大塚商会、FIAPを採用した国内初の電力「見せる化」システムを導入
社内の電力使用量をリアルタイムで確認可能に
執行役員 プロダクトプロモーション部長の後藤和彦氏 |
株式会社大塚商会は14日、同社が実践する節電への取り組みと、新たに社内に導入した電力「見せる化」システムについて説明会を実施した。
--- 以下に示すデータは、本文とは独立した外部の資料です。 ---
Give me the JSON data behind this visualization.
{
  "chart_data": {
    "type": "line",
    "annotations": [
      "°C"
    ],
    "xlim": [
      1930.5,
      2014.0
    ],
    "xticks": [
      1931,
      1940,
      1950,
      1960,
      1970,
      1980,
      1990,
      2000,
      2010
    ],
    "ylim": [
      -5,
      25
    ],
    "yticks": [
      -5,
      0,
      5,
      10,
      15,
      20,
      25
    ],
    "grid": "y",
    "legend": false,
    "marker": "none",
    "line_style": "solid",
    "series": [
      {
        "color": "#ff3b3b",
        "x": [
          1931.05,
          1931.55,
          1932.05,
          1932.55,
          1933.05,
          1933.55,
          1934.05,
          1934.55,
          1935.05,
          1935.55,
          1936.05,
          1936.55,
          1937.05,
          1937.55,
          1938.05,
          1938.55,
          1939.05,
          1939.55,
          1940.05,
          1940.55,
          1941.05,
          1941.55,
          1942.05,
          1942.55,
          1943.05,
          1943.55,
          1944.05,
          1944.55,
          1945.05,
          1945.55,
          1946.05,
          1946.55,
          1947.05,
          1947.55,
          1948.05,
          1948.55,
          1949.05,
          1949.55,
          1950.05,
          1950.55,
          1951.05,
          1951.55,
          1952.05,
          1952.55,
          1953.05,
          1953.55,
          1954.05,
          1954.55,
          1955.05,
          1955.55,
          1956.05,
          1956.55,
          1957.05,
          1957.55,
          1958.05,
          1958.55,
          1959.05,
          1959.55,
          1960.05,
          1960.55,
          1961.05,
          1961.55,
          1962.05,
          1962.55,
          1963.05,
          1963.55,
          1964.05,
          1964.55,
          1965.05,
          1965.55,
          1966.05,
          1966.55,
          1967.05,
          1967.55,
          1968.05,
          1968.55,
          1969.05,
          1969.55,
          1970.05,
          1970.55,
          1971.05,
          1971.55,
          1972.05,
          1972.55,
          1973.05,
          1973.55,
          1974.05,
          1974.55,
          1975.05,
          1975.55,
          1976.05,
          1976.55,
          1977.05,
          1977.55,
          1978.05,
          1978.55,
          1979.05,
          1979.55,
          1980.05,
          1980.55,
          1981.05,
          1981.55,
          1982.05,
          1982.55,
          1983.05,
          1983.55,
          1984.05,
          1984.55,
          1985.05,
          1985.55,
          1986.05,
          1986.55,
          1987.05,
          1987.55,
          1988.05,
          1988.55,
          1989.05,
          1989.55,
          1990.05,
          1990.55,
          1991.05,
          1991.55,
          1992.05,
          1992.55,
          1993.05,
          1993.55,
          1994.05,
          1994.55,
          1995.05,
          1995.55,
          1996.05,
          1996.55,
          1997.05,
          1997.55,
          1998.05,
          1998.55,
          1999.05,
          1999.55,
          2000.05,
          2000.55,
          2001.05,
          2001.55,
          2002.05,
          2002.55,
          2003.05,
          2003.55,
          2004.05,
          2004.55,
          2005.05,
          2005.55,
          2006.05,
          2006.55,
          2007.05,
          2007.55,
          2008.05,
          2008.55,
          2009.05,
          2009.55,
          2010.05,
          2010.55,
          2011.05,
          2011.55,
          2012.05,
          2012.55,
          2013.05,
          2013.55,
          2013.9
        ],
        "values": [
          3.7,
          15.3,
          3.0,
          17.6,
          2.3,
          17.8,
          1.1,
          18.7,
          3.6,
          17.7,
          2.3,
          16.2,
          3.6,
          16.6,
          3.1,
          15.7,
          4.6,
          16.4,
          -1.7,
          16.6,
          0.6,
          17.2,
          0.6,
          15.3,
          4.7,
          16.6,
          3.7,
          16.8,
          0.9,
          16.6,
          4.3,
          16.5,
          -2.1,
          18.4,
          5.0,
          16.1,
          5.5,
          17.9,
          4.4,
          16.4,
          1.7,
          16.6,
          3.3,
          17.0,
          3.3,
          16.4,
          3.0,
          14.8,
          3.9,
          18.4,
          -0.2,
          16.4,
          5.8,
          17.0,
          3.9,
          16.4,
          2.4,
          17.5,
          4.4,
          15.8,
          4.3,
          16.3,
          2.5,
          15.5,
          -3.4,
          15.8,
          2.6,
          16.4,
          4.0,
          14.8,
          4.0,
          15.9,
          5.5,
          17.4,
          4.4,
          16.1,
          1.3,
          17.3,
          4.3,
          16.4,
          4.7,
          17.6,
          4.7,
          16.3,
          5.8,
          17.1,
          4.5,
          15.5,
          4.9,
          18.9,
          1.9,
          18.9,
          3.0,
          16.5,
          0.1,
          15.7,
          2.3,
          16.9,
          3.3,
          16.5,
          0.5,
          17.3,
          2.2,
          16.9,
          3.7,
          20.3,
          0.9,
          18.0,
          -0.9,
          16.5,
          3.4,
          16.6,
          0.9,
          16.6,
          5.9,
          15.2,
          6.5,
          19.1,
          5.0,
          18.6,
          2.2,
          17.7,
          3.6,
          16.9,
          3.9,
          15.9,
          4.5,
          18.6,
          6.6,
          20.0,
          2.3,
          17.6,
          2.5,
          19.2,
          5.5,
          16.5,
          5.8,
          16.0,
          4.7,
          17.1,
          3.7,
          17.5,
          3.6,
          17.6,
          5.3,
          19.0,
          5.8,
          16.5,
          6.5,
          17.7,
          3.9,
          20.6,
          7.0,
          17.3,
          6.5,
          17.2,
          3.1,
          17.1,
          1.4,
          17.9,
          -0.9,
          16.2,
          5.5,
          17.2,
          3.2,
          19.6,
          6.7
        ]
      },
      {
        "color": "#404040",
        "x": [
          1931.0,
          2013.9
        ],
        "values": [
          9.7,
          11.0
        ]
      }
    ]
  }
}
執行役員 プロダクトプロモーション部長の後藤和彦氏は、「当社は2000年に全社主要事業所でISO14001を取得し、それ以降、環境活動や省エネ活動に意欲的に取り組んでいる。2003年に完成した新本社ビルについても、ISO14001を取得するとともに、屋上緑化、証明制御、空調管理など、当時の最新技術を取り入れ、環境に配慮した省エネビルとなっている。そして、2010年には、東京都のトップレベル事業所に認定された」と、これまでの節電への取り組みを説明する。
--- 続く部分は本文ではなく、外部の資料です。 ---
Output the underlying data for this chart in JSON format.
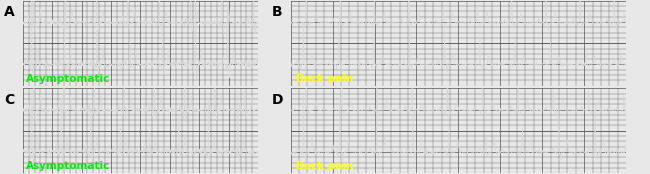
{
  "panels": [
    {
      "label": "A",
      "text": "Asymptomatic",
      "text_color": "#00ee00",
      "row": 0,
      "col": 0
    },
    {
      "label": "B",
      "text": "Back pain",
      "text_color": "#ffff00",
      "row": 0,
      "col": 1
    },
    {
      "label": "C",
      "text": "Asymptomatic",
      "text_color": "#00ee00",
      "row": 1,
      "col": 0
    },
    {
      "label": "D",
      "text": "Back pain",
      "text_color": "#ffff00",
      "row": 1,
      "col": 1
    }
  ],
  "ecg_bg_color": "#3a3a3a",
  "grid_color_minor": "#4d4d4d",
  "grid_color_major": "#585858",
  "ecg_line_color": "#d8d8d8",
  "outer_bg": "#e8e8e8",
  "panel_border_color": "#222222",
  "label_fontsize": 10,
  "text_fontsize": 7.5,
  "fig_width": 6.5,
  "fig_height": 1.74
}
同社では、2000年に14サイトでISO14001の認証を取得し、現在は全社25サイトまで認証取得が広がっている。具体的な環境活動としては、サイトごと、フロアごとにECOリーダー・担当者を置き、個別の環境活動を実施。認証を取得していないサイトにおいてもECO管理担当者とECO担当者を専任し、環境活動を推進しているという。
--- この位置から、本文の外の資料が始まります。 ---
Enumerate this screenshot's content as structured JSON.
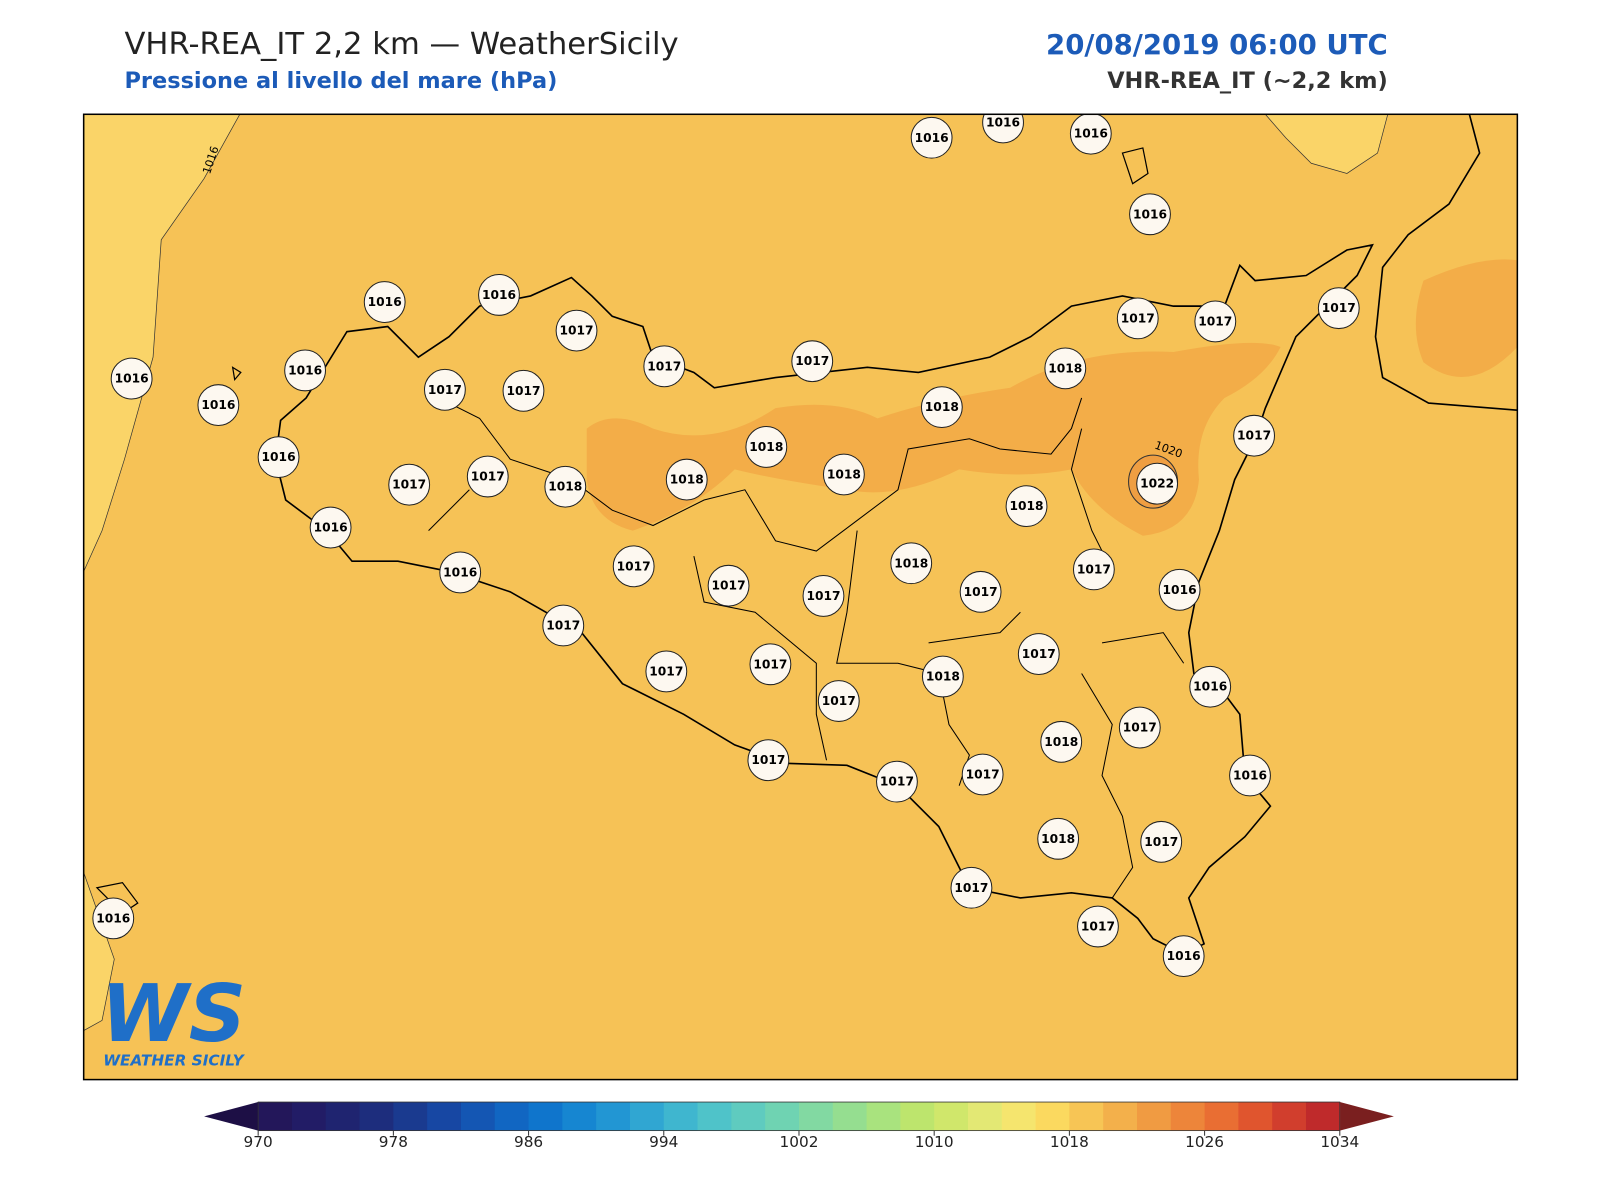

また、東日本大震災後は、本社ビルの節電対策を強化し、4階から12階事務室内の窓際照明の照度低下や廊下照明の日中消灯、1階コンセプトギャラリーおよび3階ソリューションギャラリーの日中消灯、4階から12階トイレの暖房便座、ジェットタオルの電源OFF、デスクトップPCからノートPCへの交換などを実施。「今年の夏は大手事業所に15%の節電が義務づけられたが、これらの節電対策により、当社目標の25%を大きく上回る電力削減を達成できた」(後藤氏)としている。
新たに導入した電力「見せる化」システムについて後藤氏は、「従来までのBEMS(ビル管理システム)に加え、今回、東大グリーンICTプロジェクトで3年間実証実験された『FIAP』プロトコルを採用した電力可視化システムを国内初で導入した。これにより、社員に向けた節電への啓発活動を強化し、さらなる電力削減を目指していく」と述べている。
ODSプロモーション部 課長代理の北堀利明氏 | 電力「見せる化」システムの構成図 |
電力「見せる化」システムの具体的な仕組みについては、ODSプロモーション部 課長代理の北堀利明氏が説明した。「従来のBEMSは電力データを紙で出力することしかできなかったが、新システムの導入にあたって、このデータをCSVに吐き出せるように。また、エネルギーモニターを使い、個別の機器や設備の電力データを取得。これらのデータをFIAPストレージに蓄積し、社内での活用を可能にした。さらに、公開用のFIAPサーバーから、FIAPストレージにアクセスできる仕組みを構築することで、オフィス内の電力使用量をリアルタイムで『見せる化』できるシステムを実現した」という。
2011年8月の電力使用量の推移 | 電力「見せる化」システムのデモンストレーションコーナー |
リアルタイムに「見せる化」できる項目は、前年同日比の電力使用量(ビル全体)、フロアごとの電力使用量、項目ごとの電力構成比(空調・照明・OA)など。「見せる化」する項目ごとに、棒グラフや円グラフ、折れ線グラフ、積み上げグラフを活用し、わかりやすく表示される。「例えば、今年8月の日次(にちじ)の電力使用量を棒グラフで表示して、電力使用量の推移を見てみると、最高気温が高い日に多くの電力が使用されていることがひと目で把握できる」(北堀氏)と、電力「見せる化」システムの活用例を紹介していた。さらに、「これらの電力データは、iPhoneやAndroidなどのスマートフォン、iPadなどのタブレット端末からもリアルタイムで確認することができる」(北堀氏)と、PCがないリモート環境でも電力の「見せる化」が可能であることを強調した。
なお、同社では、電力「見せる化」システムの導入にともない、照明機器の集中管理の様子などを顧客に体験してもらえるよう、実機環境を本社ビル3Fのデモンストレーションコーナーに設置。また、同社ホームページにも本社ビルの電力使用状況を公開するなど、同社の節電への取り組みを一般に広くアピールしていく考え。